Não por acaso, o tucano passou a ser a aposta sólida do establishment político-empresarial. Agora, o desafio é transformar essa máquina eleitoral em votos capazes de lhe catapultar ao segundo turno das eleições. Hoje, Alckmin amarga índices modestos nas pesquisas eleitorais, entre 5% e 7%, a depender do cenário. Para chegar lá, terá de quase triplicar, já que seu principal concorrente direto, o candidato Jair Bolsonaro, do PSL, oscila entre 18% e 20% das intenções de voto. “O mais importante é estarmos unidos, o que nos garante força em qualquer circunstância”, avalia o deputado José Carlos Aleluia (DEM-BA).

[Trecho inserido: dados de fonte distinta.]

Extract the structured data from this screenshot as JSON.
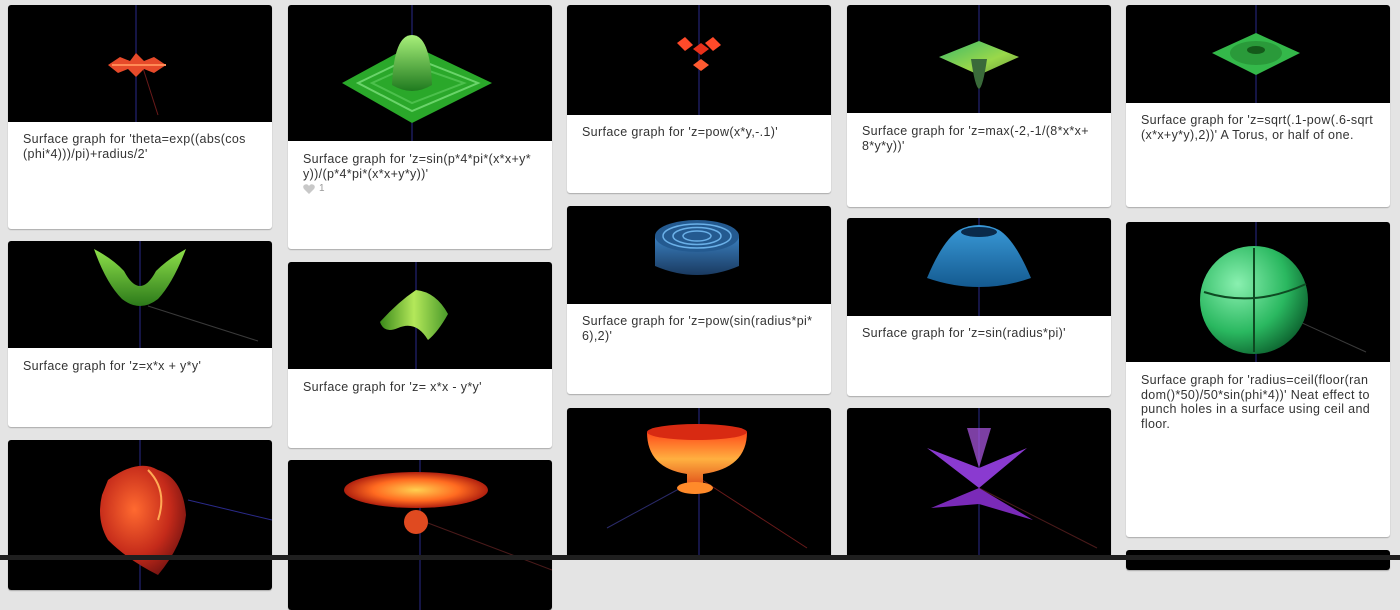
{
  "cards": [
    {
      "caption": "Surface graph for 'theta=exp((abs(cos(phi*4)))/pi)+radius/2'"
    },
    {
      "caption": "Surface graph for 'z=sin(p*4*pi*(x*x+y*y))/(p*4*pi*(x*x+y*y))'",
      "likes": "1"
    },
    {
      "caption": "Surface graph for 'z=pow(x*y,-.1)'"
    },
    {
      "caption": "Surface graph for 'z=max(-2,-1/(8*x*x+8*y*y))'"
    },
    {
      "caption": "Surface graph for 'z=sqrt(.1-pow(.6-sqrt(x*x+y*y),2))' A Torus, or half of one."
    },
    {
      "caption": "Surface graph for 'z=x*x + y*y'"
    },
    {
      "caption": "Surface graph for 'z= x*x - y*y'"
    },
    {
      "caption": "Surface graph for 'z=pow(sin(radius*pi*6),2)'"
    },
    {
      "caption": "Surface graph for 'z=sin(radius*pi)'"
    },
    {
      "caption": "Surface graph for 'radius=ceil(floor(random()*50)/50*sin(phi*4))' Neat effect to punch holes in a surface using ceil and floor."
    },
    {
      "caption": ""
    },
    {
      "caption": ""
    },
    {
      "caption": ""
    },
    {
      "caption": ""
    }
  ]
}
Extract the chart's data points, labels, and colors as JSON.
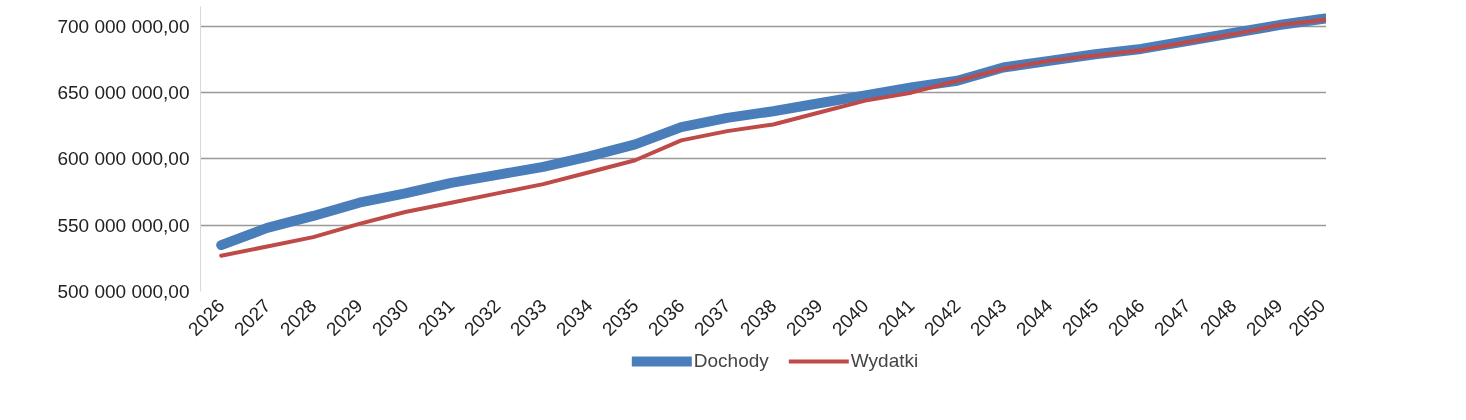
{
  "chart_data": {
    "type": "line",
    "categories": [
      "2026",
      "2027",
      "2028",
      "2029",
      "2030",
      "2031",
      "2032",
      "2033",
      "2034",
      "2035",
      "2036",
      "2037",
      "2038",
      "2039",
      "2040",
      "2041",
      "2042",
      "2043",
      "2044",
      "2045",
      "2046",
      "2047",
      "2048",
      "2049",
      "2050"
    ],
    "series": [
      {
        "name": "Dochody",
        "color": "#4a7ebb",
        "values": [
          535000000,
          548000000,
          557000000,
          567000000,
          574000000,
          582000000,
          588000000,
          594000000,
          602000000,
          611000000,
          624000000,
          631000000,
          636000000,
          642000000,
          648000000,
          654000000,
          659000000,
          669000000,
          674000000,
          679000000,
          683000000,
          689000000,
          695000000,
          701000000,
          706000000
        ]
      },
      {
        "name": "Wydatki",
        "color": "#be4b48",
        "values": [
          527000000,
          534000000,
          541000000,
          551000000,
          560000000,
          567000000,
          574000000,
          581000000,
          590000000,
          599000000,
          614000000,
          621000000,
          626000000,
          635000000,
          644000000,
          650000000,
          659000000,
          668000000,
          674000000,
          678000000,
          682000000,
          688000000,
          694000000,
          701000000,
          705000000
        ]
      }
    ],
    "ylim": [
      500000000,
      715000000
    ],
    "yticks": [
      {
        "value": 500000000,
        "label": "500 000 000,00"
      },
      {
        "value": 550000000,
        "label": "550 000 000,00"
      },
      {
        "value": 600000000,
        "label": "600 000 000,00"
      },
      {
        "value": 650000000,
        "label": "650 000 000,00"
      },
      {
        "value": 700000000,
        "label": "700 000 000,00"
      }
    ],
    "grid": "y",
    "legend": "bottom",
    "marker": "none",
    "line_style": "solid"
  }
}
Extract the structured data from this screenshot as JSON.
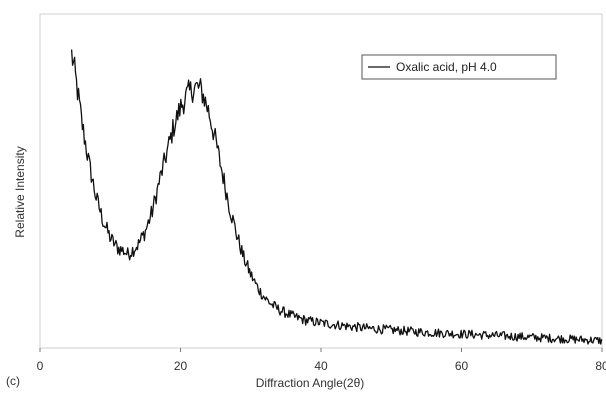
{
  "panel_label": "(c)",
  "chart_data": {
    "type": "line",
    "xlabel": "Diffraction Angle(2θ)",
    "ylabel": "Relative Intensity",
    "xlim": [
      0,
      80
    ],
    "ylim": [
      0,
      1
    ],
    "x_ticks": [
      0,
      20,
      40,
      60,
      80
    ],
    "x_tick_labels": [
      "0",
      "20",
      "40",
      "60",
      "80"
    ],
    "grid": false,
    "legend_position": "top-right",
    "series": [
      {
        "name": "Oxalic acid, pH 4.0",
        "color": "#111111",
        "x": [
          4.5,
          5,
          6,
          7,
          8,
          9,
          10,
          11,
          12,
          12.5,
          13,
          14,
          15,
          16,
          17,
          18,
          19,
          20,
          21,
          22,
          22.5,
          23,
          24,
          25,
          26,
          27,
          28,
          29,
          30,
          31,
          32,
          33,
          34,
          35,
          36,
          37,
          38,
          40,
          42,
          44,
          46,
          48,
          50,
          52,
          54,
          56,
          58,
          60,
          62,
          64,
          66,
          68,
          70,
          72,
          74,
          76,
          78,
          80
        ],
        "y": [
          0.88,
          0.82,
          0.67,
          0.55,
          0.45,
          0.38,
          0.33,
          0.3,
          0.29,
          0.28,
          0.29,
          0.31,
          0.35,
          0.41,
          0.5,
          0.58,
          0.66,
          0.72,
          0.76,
          0.78,
          0.78,
          0.77,
          0.71,
          0.62,
          0.52,
          0.42,
          0.34,
          0.27,
          0.22,
          0.18,
          0.15,
          0.13,
          0.115,
          0.105,
          0.095,
          0.088,
          0.082,
          0.075,
          0.07,
          0.065,
          0.06,
          0.057,
          0.054,
          0.051,
          0.048,
          0.046,
          0.044,
          0.042,
          0.04,
          0.038,
          0.036,
          0.034,
          0.032,
          0.03,
          0.028,
          0.026,
          0.024,
          0.022
        ]
      }
    ]
  }
}
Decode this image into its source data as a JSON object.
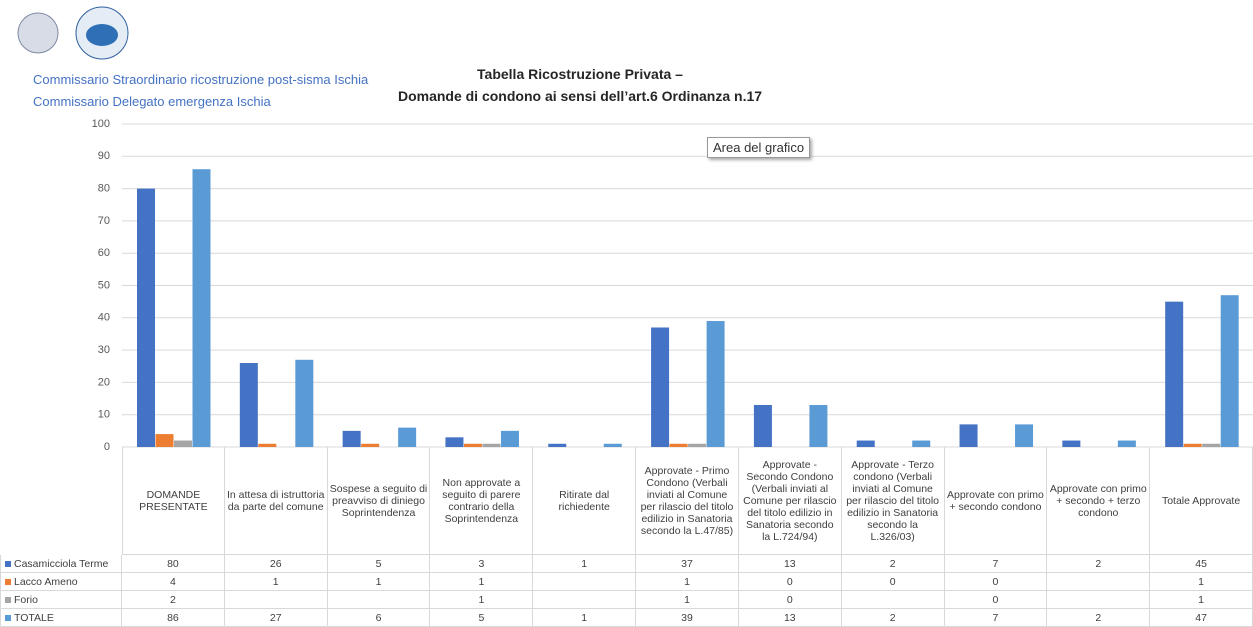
{
  "header": {
    "line1": "Commissario Straordinario ricostruzione post-sisma Ischia",
    "line2": "Commissario Delegato emergenza Ischia"
  },
  "tooltip": "Area del grafico",
  "chart_data": {
    "type": "bar",
    "title": [
      "Tabella Ricostruzione Privata –",
      "Domande di condono ai sensi dell’art.6 Ordinanza n.17"
    ],
    "categories": [
      "DOMANDE PRESENTATE",
      "In attesa di istruttoria da parte del comune",
      "Sospese a seguito di preavviso di diniego Soprintendenza",
      "Non approvate a seguito di parere contrario della Soprintendenza",
      "Ritirate dal richiedente",
      "Approvate - Primo Condono (Verbali inviati al Comune per rilascio del titolo edilizio in Sanatoria secondo la L.47/85)",
      "Approvate - Secondo Condono (Verbali inviati al Comune per rilascio del titolo edilizio in Sanatoria secondo la L.724/94)",
      "Approvate - Terzo condono (Verbali inviati al Comune per rilascio del titolo edilizio in Sanatoria secondo la L.326/03)",
      "Approvate con primo + secondo condono",
      "Approvate con primo + secondo + terzo condono",
      "Totale Approvate"
    ],
    "series": [
      {
        "name": "Casamicciola Terme",
        "color": "#4472c4",
        "values": [
          80,
          26,
          5,
          3,
          1,
          37,
          13,
          2,
          7,
          2,
          45
        ]
      },
      {
        "name": "Lacco Ameno",
        "color": "#ed7d31",
        "values": [
          4,
          1,
          1,
          1,
          null,
          1,
          0,
          0,
          0,
          null,
          1
        ]
      },
      {
        "name": "Forio",
        "color": "#a5a5a5",
        "values": [
          2,
          null,
          null,
          1,
          null,
          1,
          0,
          null,
          0,
          null,
          1
        ]
      },
      {
        "name": "TOTALE",
        "color": "#5b9bd5",
        "values": [
          86,
          27,
          6,
          5,
          1,
          39,
          13,
          2,
          7,
          2,
          47
        ]
      }
    ],
    "ylim": [
      0,
      100
    ],
    "yticks": [
      0,
      10,
      20,
      30,
      40,
      50,
      60,
      70,
      80,
      90,
      100
    ],
    "grid": true
  }
}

O anúncio da união do “Centrão” em torno de Alckmin, firmada na quinta-feira 26, foi a notícia mais esperada dos últimos tempos, como resultado das inúmeras conversas mantidas nas duas últimas semanas. Oficialmente, tinha o propósito de alavancar a candidatura à Presidência do presidente da Câmara, Rodrigo Maia. No fundo, visava garantir espaço de destaque do bloco no próximo governo, negociando em conjunto os apoios, em troca de mais ministérios e cargos em um novo governo, mas, sobretudo, que mantivesse o comando da Câmara, reelegendo Maia para o cargo. O bloco negociou três alternativas. Além de Alckmin, conversou com Ciro Gomes (PDT) e Jair Bolsonaro. A conclusão de que deveriam se unir ao candidato do PSDB foi um processo de depuração. Pesava contra Alckmin, e isso adiou a decisão final, o fato de o tucano patinar nas pesquisas, mantendo-se num patamar bem aquém do satisfatório. “Se for por isso, Ciro também está mais ou menos nesse patamar”, argumentava Alckmin, nas conversas com o “Centrão”. “A verdade é que a maior parte dos eleitores ainda vai fazer a sua escolha”, complementavam os tucanos. A partir daí, os partidos estabeleceram que a escolha se daria por consenso, e a união ocorreria em torno de quem seguisse sem vetos e questionamentos.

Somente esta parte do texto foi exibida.